The economics of work, including wage determination, unemployment, productivity, discrimination, unions, and policy issues. Prerequisites: ECON 1400, ECON 1450.
Focus on the internal organization of firms and their strategic choices under imperfectly competitive market structures, as well as welfare implications and public policy responses to imperfect competition. Topics covered may include the theory of the firm, theories of oligopoly, and public policy responses to address imperfect competition, such as natural monopoly regulation and antitrust law. Prerequisites: ECON 1400, ECON 1450.
On-site supervised work experience combined with a structured academic learning plan directed by a faculty member or a faculty-staff team in which a faculty member is the instructor of record, for which academic credit is awarded. Offered at department discretion.
Topics such as national economic policies, income, wealth and welfare, financial markets and the macroeconomy, central banking, and other issues concerning macroeconomics and money.
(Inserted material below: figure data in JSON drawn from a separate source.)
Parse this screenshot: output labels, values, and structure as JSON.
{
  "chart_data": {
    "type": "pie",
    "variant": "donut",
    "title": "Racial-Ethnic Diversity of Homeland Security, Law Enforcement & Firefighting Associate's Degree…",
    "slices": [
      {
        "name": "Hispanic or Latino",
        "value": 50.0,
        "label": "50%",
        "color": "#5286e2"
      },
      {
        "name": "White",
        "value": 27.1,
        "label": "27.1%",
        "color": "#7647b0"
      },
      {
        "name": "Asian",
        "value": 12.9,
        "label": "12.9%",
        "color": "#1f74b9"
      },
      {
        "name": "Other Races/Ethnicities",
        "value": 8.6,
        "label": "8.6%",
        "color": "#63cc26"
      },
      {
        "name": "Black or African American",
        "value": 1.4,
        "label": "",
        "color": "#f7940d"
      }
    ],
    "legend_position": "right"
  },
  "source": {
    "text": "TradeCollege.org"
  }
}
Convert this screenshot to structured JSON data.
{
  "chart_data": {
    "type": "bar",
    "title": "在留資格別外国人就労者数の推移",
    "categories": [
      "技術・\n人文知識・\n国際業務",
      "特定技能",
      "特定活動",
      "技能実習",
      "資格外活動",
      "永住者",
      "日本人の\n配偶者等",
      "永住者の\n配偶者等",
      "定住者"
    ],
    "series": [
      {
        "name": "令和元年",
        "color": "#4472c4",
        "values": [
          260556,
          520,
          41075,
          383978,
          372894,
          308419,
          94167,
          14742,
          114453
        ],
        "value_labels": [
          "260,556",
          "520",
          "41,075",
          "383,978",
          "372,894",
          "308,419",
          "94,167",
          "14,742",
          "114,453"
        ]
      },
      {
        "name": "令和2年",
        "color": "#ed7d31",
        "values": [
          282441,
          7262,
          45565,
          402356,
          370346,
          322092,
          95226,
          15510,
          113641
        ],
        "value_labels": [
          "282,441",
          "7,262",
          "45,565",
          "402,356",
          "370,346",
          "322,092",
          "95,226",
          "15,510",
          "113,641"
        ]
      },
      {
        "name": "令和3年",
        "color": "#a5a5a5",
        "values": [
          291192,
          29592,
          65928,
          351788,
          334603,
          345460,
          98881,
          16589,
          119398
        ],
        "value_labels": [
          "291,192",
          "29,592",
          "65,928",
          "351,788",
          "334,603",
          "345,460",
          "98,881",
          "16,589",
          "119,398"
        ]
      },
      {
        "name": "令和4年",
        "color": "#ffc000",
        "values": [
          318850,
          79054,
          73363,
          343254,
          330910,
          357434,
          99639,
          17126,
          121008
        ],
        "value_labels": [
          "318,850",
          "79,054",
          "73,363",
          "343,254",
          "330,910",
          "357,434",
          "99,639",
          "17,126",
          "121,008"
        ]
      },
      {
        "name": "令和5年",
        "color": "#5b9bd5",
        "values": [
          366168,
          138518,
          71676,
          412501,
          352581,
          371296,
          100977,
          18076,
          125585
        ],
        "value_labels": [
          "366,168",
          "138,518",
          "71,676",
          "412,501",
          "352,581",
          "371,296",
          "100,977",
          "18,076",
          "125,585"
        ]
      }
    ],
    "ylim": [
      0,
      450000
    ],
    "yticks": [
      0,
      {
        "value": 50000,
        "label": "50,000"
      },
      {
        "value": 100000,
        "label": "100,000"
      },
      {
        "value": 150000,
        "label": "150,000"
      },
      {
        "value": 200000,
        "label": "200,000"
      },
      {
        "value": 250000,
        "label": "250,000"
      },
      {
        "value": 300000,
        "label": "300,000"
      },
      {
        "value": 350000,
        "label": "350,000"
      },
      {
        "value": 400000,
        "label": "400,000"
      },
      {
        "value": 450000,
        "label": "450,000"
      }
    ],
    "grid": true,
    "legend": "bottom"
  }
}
Topics vary by offering; periodic offering at intervals that may exceed four years. May be repeated for credit with different content. Prerequisites: STAT 1410, ECON 2400, and ECON 2450.
A combination of economic theory, mathematics, and statistics for testing economic hypothesis and developing economic models. Conceptual development and applications. Prerequisites: ECON 2400, ECON 2450, STAT 1410.
Topics from microeconomics and fields applying it, such as game theory, health economics, environmental economics, the Vermont economy and urban and regional economy, and urban and regional economics. Includes a substantial writing component. Topics vary by offering; periodic offering at intervals that may exceed four years. May be repeated for credit with different content. Prerequisites: STAT 1410, ECON 2400, and ECON 2450.
Examination of major contemporary research topics in economics. Prerequisite: ECON 3500.
Topics in economic theory of health and health care and empirical analysis of health care systems. Includes a substantial writing component. May repeat for credit with different content. Topics vary by offering; periodic offering at intervals that may exceed four years. Prerequisites: STAT 1410, ECON 2400, ECON 2450.
College honors thesis or other department/program honors, under the supervision of a faculty member. Offered at department discretion.